I recently learned about two different flavors of the Word2Vec model for word embeddings using the original paper and this Tensorflow tutorial. The two architectures are known as Skip-gram and Continuous Bag of Words (CBOW). In both models, the idea is to assign words to vectors in a high dimensional space such that words that are similar in concept or meaning turn into nearby vectors.
Consider the sentence as input text for an embedding model:
The quick brown fox jumped over the lazy dog.
In both models, we take our input text and break it up into “windows” of size
num_skips centered around a target word, with words in a window being a maximum distance of
skip_window from the target word. The words in a window that are not the target word are called context words.
For example, with
skip_window = 1 and
num_skips = 2, the windows we get from the above sentence are:
[“The”, “quick”, “brown”], [“quick”, “brown”, “fox”], [“brown”, “fox”, “jumped”], …
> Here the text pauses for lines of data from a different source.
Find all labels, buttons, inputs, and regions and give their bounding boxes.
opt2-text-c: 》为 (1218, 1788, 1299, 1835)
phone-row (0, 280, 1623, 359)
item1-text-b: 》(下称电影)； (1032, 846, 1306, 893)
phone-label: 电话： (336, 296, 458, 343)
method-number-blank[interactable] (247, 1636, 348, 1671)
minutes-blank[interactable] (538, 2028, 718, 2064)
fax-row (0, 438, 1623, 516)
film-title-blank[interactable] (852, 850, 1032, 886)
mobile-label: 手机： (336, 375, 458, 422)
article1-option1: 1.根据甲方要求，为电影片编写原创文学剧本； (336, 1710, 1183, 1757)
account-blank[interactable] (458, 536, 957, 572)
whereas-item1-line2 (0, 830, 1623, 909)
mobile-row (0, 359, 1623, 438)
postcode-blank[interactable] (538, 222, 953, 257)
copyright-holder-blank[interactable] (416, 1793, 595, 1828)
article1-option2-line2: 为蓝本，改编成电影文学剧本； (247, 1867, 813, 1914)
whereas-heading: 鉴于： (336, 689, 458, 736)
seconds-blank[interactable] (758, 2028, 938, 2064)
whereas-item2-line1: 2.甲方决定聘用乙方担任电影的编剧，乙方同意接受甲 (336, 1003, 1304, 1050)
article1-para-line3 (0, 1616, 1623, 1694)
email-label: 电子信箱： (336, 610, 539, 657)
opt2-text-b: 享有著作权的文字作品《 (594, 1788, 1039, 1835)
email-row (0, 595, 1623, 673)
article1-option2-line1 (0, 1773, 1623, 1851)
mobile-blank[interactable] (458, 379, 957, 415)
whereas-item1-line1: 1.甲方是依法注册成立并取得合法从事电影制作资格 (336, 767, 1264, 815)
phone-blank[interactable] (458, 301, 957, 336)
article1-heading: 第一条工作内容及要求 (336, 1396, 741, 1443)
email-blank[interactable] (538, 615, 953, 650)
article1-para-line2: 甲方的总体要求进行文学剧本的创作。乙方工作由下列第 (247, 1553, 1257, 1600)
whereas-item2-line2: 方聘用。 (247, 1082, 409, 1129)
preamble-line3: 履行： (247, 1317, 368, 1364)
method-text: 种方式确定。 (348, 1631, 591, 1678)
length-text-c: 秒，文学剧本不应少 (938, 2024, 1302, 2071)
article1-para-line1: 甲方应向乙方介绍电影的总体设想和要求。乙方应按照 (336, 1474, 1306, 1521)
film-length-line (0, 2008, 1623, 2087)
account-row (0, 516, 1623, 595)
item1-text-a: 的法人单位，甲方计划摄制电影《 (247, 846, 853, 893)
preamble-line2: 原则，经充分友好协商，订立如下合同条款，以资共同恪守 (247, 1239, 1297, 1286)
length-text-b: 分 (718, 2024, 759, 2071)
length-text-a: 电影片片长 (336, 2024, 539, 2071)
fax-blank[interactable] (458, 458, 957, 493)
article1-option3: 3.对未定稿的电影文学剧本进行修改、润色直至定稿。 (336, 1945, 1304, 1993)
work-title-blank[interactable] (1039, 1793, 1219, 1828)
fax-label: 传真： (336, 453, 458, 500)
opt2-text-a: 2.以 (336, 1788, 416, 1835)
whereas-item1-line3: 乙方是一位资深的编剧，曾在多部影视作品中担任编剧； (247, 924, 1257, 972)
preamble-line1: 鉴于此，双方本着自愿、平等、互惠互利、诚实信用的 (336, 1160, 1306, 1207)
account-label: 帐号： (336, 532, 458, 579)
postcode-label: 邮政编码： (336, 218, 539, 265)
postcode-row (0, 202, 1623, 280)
In the Skip-gram model, for each window in a batch of data, given the target word we want to predict which words will be its context words. In the case of the example window [“quick”, “brown”, “fox”], there are two correct answers (both “quick” and “fox” are context words for the target word “brown”), which gives us two training observations to feed into the model: the data word “brown”, whose label is “quick”, and the data word “brown”, whose label is “fox.”
For each training observation, we start with the target word, look at its embedding, map it back into the vocabulary space using certain weights and biases, and apply the softmax function. Taking the cross entropy of the resulting vector with each one-hot encoded vector corresponding to a context word contributes to the loss of the model.
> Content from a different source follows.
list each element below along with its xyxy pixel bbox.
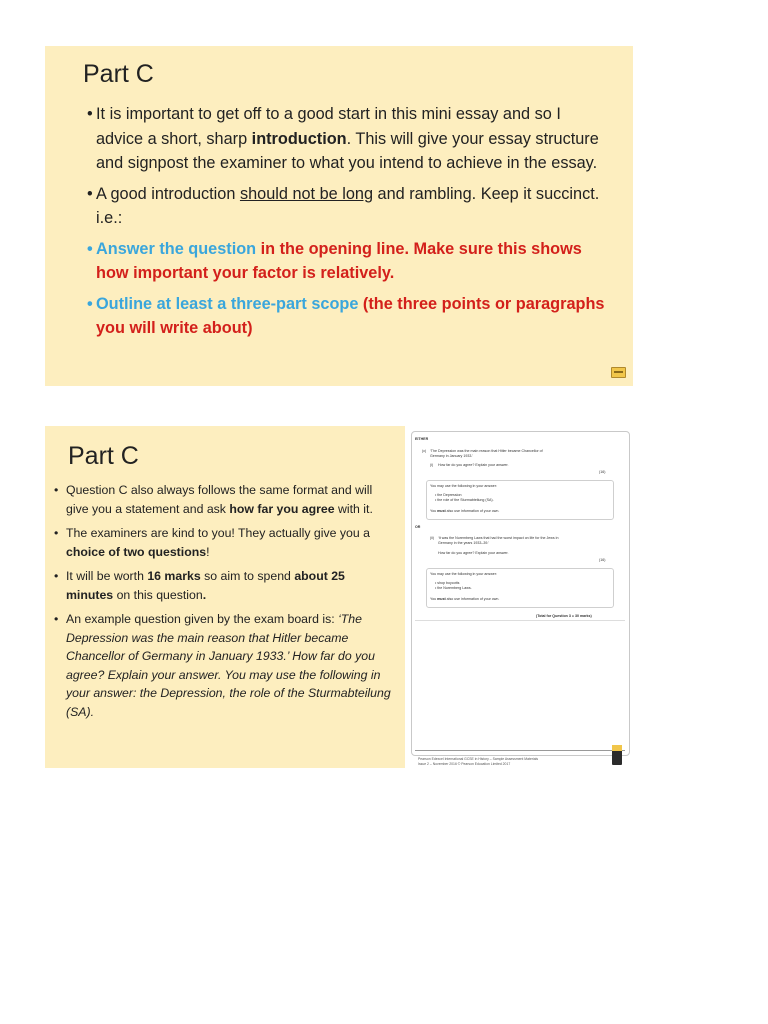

In CBOW, on the other hand, given an entire context for a word, we want to predict the target window. Each window from the input data is now just one training observation. For instance, the window [“quick”, “brown”, “fox”] produces a single training observation with data [“quick”, “fox”] whose label is “brown.”
Given all the words in the context data, we look at their embeddings and sum them to get a single vector in the embedding space, then apply weights, biases, and softmax as before to predict the probability that each vocabulary word is the desired target word.
The cross entropy of the resulting vector with the one-hot encoded target word contributes to the loss.
Given the architectures of the two models, it seems believable that Skip-gram would perform better than CBOW on small data sets. The reason is that in Skip-gram, each window produces
num_skipstraining observations, whereas in CBOW, it produces just one. Therefore Skip-gram gets much more training data from the same data set.